For 65,000 years, ten Great Andamanese tribes have lived in the Andaman island chain 750 miles off the country’s eastern coast.
Last week, one of these tribes, the Bo tribe became extinct with the death of its last member, Boa Sr, age 85. She was the last living speaker of the tribe’s language, also called Bo, as well. The language was considered one of India’s most endangered languages.
As the last speaker, Boa Sr had lived out her last days without anyone to speak it with; her husband and children had already died years before her death. The woman was also the last tribe member to recall the tribe’s traditional songs, as well as the eldest member of all ten tribes.

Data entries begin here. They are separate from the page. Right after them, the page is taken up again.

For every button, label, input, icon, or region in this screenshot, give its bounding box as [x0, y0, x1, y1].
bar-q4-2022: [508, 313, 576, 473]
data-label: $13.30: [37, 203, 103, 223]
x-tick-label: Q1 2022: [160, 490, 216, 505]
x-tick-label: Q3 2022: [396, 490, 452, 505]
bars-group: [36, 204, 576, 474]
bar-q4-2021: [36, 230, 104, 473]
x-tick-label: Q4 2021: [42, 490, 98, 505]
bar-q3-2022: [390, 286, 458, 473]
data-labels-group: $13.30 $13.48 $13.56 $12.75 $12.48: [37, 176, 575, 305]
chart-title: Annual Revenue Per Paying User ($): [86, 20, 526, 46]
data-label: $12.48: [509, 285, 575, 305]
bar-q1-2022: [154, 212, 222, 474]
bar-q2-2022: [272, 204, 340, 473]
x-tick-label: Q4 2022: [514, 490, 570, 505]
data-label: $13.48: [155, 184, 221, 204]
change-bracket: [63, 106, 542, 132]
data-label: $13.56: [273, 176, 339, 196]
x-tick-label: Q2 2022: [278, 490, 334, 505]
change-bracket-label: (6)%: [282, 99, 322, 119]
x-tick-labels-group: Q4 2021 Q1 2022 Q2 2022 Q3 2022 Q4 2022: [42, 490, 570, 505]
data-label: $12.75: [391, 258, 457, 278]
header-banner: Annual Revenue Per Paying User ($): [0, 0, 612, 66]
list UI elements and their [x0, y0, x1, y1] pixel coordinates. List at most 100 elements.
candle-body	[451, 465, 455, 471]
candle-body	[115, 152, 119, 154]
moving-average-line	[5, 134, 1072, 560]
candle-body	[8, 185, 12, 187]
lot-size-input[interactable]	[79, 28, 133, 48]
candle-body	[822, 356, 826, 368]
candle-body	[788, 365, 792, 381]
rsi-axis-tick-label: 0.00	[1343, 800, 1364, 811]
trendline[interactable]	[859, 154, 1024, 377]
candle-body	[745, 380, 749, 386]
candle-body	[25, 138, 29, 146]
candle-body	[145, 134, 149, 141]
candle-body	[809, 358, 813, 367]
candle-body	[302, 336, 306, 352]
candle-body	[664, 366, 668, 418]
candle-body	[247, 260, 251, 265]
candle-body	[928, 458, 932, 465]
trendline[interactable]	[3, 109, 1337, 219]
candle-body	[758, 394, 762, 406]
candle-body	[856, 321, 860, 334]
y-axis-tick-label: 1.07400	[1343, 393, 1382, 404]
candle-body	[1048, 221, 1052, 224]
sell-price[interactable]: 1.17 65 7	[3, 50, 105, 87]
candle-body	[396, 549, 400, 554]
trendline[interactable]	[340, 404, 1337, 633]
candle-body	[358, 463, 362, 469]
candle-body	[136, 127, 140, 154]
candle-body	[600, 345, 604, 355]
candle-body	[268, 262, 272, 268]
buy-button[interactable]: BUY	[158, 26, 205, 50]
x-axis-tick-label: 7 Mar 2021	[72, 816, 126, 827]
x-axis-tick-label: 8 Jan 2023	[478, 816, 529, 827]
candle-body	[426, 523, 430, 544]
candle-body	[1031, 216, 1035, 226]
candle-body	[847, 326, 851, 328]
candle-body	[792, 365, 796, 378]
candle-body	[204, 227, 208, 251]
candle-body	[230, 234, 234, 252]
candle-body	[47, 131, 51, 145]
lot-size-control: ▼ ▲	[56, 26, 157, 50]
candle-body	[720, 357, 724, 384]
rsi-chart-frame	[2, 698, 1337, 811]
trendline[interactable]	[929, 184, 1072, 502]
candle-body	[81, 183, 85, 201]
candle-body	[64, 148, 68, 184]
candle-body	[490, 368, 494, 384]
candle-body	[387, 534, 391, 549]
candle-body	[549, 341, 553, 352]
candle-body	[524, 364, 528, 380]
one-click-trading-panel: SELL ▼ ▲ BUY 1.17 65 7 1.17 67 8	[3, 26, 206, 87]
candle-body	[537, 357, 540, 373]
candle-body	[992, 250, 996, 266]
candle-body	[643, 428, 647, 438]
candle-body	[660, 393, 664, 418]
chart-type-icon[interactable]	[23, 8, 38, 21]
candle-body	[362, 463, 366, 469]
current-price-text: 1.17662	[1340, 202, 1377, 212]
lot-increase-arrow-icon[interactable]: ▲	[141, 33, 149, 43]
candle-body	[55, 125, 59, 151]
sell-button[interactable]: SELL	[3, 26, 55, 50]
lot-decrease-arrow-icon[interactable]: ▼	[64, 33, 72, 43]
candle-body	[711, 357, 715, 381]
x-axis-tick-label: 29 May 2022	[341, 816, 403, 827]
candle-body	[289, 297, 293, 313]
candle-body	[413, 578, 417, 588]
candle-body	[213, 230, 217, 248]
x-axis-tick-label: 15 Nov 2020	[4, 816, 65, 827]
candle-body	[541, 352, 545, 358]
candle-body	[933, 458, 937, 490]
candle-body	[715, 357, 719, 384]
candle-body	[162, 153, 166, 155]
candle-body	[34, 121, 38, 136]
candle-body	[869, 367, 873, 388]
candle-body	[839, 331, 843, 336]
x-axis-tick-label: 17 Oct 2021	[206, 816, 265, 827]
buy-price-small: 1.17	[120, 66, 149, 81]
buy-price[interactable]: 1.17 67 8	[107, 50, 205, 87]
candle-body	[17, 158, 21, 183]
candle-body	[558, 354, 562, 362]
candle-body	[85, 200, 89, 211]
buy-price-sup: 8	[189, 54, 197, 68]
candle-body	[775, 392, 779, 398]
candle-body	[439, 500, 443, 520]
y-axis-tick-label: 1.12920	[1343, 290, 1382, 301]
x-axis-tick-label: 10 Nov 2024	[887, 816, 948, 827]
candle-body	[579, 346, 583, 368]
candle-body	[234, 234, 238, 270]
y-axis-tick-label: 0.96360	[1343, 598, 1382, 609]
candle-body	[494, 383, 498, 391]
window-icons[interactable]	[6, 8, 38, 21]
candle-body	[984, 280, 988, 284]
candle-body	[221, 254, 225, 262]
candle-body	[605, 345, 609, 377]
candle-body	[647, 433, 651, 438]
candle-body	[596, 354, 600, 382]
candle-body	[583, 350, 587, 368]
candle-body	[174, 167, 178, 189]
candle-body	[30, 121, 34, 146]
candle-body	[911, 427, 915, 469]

Boa Sr, a survivor of the 2004 Indian Ocean tsunami, died at a hospital in the Andaman islands.
According to Survival International, “The Bo are thought to have lived in the Andaman islands for as long as 65,000 years, making them the descendants of one of the oldest human cultures on earth.”
With Boa Sr’s passing, an estimated 52 Great Andamanese people remain living today. In 1858, prior to the British colonization of the islands, 5,000 of the people inhabited the islands. During this time, tribes were held captive in the “Andaman Home,” in which 150 children, none of which survived for more than two years, were born.
Of the tribes who remain, at least five are considered vulnerable to extinction. One group, the Sentinelese, is likely the world’s only surviving Paleolithic tribe. They have no contact with people outside their small island, never leave it, and are considered very hostile toward non-native people.
Some risk factors for these groups include alcohol abuse and dependence on the government for food and shelter.